Wer glaubt, die Gebote - gewissermaßen als mündiger Christ - in eigener Selbstvollkommenheit erfüllen zu können, mutet sich zu viel zu. Er legt sich die Latte zu hoch. Er verhält sich nicht viel anders als die Welt heute, die meint, der Mensch könne alles aus eigener Einsicht steuern und zur Vollkommenheit führen.
Daher ist es von so entscheidender Bedeutung, daß ich mich für das konkrete Wirken des Heiligen Geistes öffne, Ihm Tag für Tag, Stunde für Stunde die Möglichkeit gebe, mich auf Wege zu führen, die Gott für mich bereitet.
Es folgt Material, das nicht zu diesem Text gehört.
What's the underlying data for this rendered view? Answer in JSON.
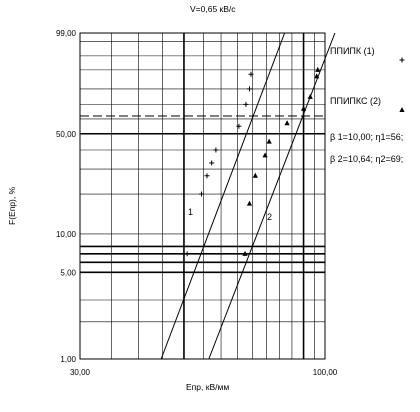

Dieses Bewußtsein vom Wirken des Heiligen Geistes in den Gläubigen bricht heute in neuer Weise in der Kirche auf. Immer zahlreicher sind jene, die sich diesem Geist anvertrauen: In den kleinsten Alltäglichkeiten (siehe Beitrag nebenan) bitten sie um konkrete Führung, um Hellhörigkeit in Gesprächen, um das rechte Wort, wenn sie um Rat gefragt werden, um Geduld, wenn ihre Nerven blank liegen, um Ruhe, wenn sie den Zorn hochsteigen fühlen, um die Kraft zu vergeben, wenn man sie gekränkt hat.
Wer sich darauf einläßt, macht erstaunliche Erfahrungen mit dem Wirken Gottes und es wird ihn drängen, anderen von diesen Erfahrungen zu berichten. So werden seine Gespräche sich bald nicht mehr auf das Ermahnen anderer beschränken, sich doch wohlzuverhalten. Das Zeugnis der im eigenen Leben erfahrenen Nähe Gottes wird in Gesprächspartnern vielmehr die Sehnsucht nach diesem Geschenk, dem Heiligen Geist, wecken.
Denn darauf dürfen wir Vertrauen: In jedem Menschen schlummert eine fundamentale Güte, ist der Heilige Geist geheimnisvoll gegenwärtig. Das mag von viel Schwäche und Bosheit überlagert sein, will aber wachgeküßt werden - wie bei jedem von uns übrigens. Je mehr nun einer den Heiligen Geist in sich wirken läßt, umso weniger werden dann widrige Äußerlichkeiten verhindern können, daß die in jedem verborgene Schönheit aufblüht.
So werden wir wunderbare Bekehrungen erleben. Wie am Anfang werden die Menschen fragen: “Was sollen wir tun, Brüder?" (Apg 2,37) Und die Antwort wird wie vor 2000 Jahren lauten: “Kehrt um, und jeder lasse sich auf den Namen Jesu Christi taufen zur Vergebung seiner Sünden; dann werdet ihr die Gabe des Heiligen Geistes empfangen." (Apg 2,38)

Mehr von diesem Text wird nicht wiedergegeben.